2. **Verify before documenting.** Retry the issue once to confirm it's reproducible, not a fluke.
3. **Never include credentials.** Write `[REDACTED]` for passwords in repro steps.
4. **Write incrementally.** Append each issue to the report as you find it. Don't batch.
5. **Never read source code.** Test as a user, not a developer.
6. **Check console after every interaction.** JS errors that don't surface visually are still bugs.
7. **Test like a user.** Use realistic data. Walk through complete workflows end-to-end.
8. **Depth over breadth.** 5-10 well-documented issues with evidence > 20 vague descriptions.
9. **Never delete output files.** Screenshots and reports accumulate — that's intentional.
10. **Use `snapshot -C` for tricky UIs.** Finds clickable divs that the accessibility tree misses.

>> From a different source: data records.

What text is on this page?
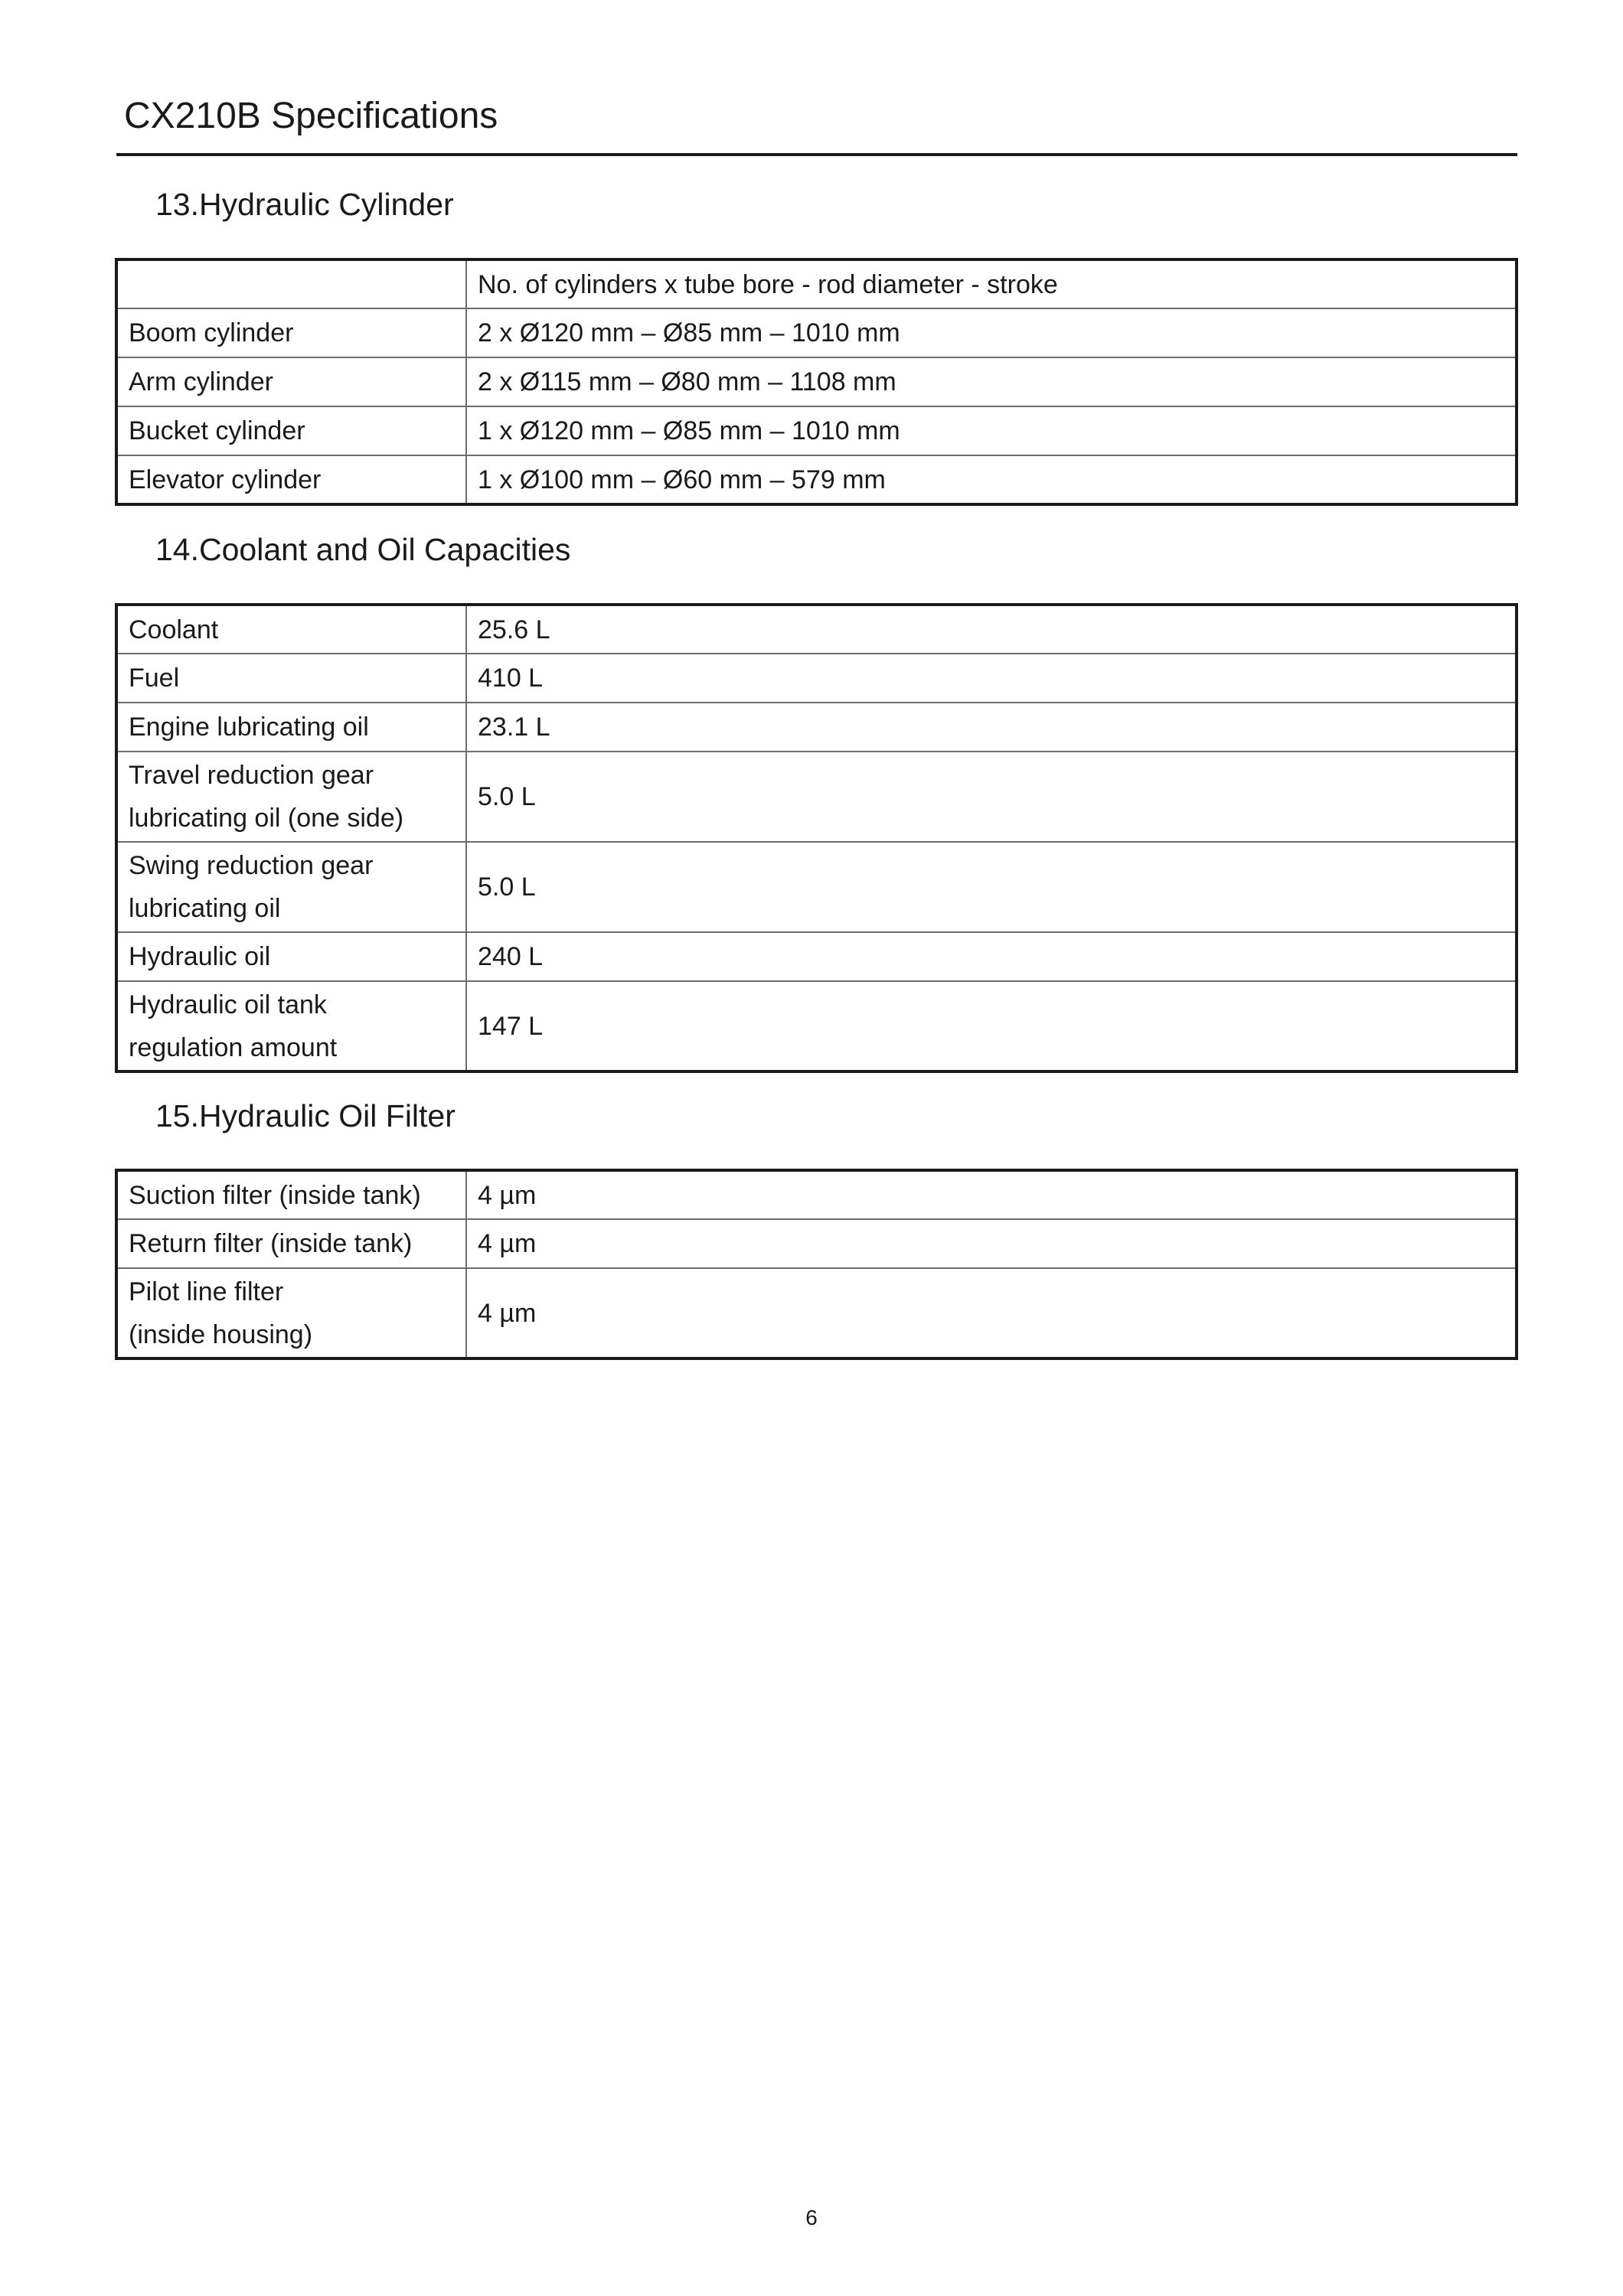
CX210B Specifications
13.Hydraulic Cylinder
	No. of cylinders x tube bore - rod diameter - stroke
Boom cylinder	2 x Ø120 mm – Ø85 mm – 1010 mm
Arm cylinder	2 x Ø115 mm – Ø80 mm – 1108 mm
Bucket cylinder	1 x Ø120 mm – Ø85 mm – 1010 mm
Elevator cylinder	1 x Ø100 mm – Ø60 mm – 579 mm
14.Coolant and Oil Capacities
Coolant	25.6 L

Fuel	410 L

Engine lubricating oil	23.1 L

Travel reduction gear
lubricating oil (one side)	5.0 L

Swing reduction gear
lubricating oil	5.0 L

Hydraulic oil	240 L

Hydraulic oil tank
regulation amount	147 L
15.Hydraulic Oil Filter
Suction filter (inside tank)	4 µm

Return filter (inside tank)	4 µm

Pilot line filter
(inside housing)	4 µm
6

11. **Show screenshots to the user.** After every `${GSTACK_BROWSE} screenshot`, `${GSTACK_BROWSE} snapshot -a -o`, or `${GSTACK_BROWSE} responsive` command, use the Read tool on the output file(s) so the user can see them inline. For `responsive` (3 files), Read all three. This is critical — without it, screenshots are invisible to the user.
12. **Never refuse to use the browser.** When the user invokes /qa or /qa-only, they are requesting browser-based testing. Never suggest evals, unit tests, or other alternatives as a substitute. Even if the diff appears to have no UI changes, backend changes affect app behavior — always open the browser and test.
---
## Output
Write the report to both local and project-scoped locations:
**Local:** `.gstack/qa-reports/qa-report-{domain}-{YYYY-MM-DD}.md`
**Project-scoped:** Write test outcome artifact for cross-session context:
```bash
eval "$(${GSTACK_OPENCODE_DIR}/bin/gstack-slug 2>/dev/null)" && mkdir -p ~/.gstack/projects/$SLUG
```
Write to `~/.gstack/projects/{slug}/{user}-{branch}-test-outcome-{datetime}.md`
### Output Structure
```
.gstack/qa-reports/
├── qa-report-{domain}-{YYYY-MM-DD}.md # Structured report
├── screenshots/
│ ├── initial.png # Landing page annotated screenshot
│ ├── issue-001-step-1.png # Per-issue evidence
│ ├── issue-001-result.png
│ └── ...
└── baseline.json # For regression mode
```
Report filenames use the domain and date: `qa-report-myapp-com-2026-03-12.md`
---
## Additional Rules (qa-only specific)
11. **Never fix bugs.** Find and document only. Do not read source code, edit files, or suggest fixes in the report. Your job is to report what's broken, not to fix it. Use `/qa` for the test-fix-verify loop.
12. **No test framework detected?** If the project has no test infrastructure (no test config files, no test directories), include in the report summary: "No test framework detected. Run `/qa` to bootstrap one and enable regression test generation."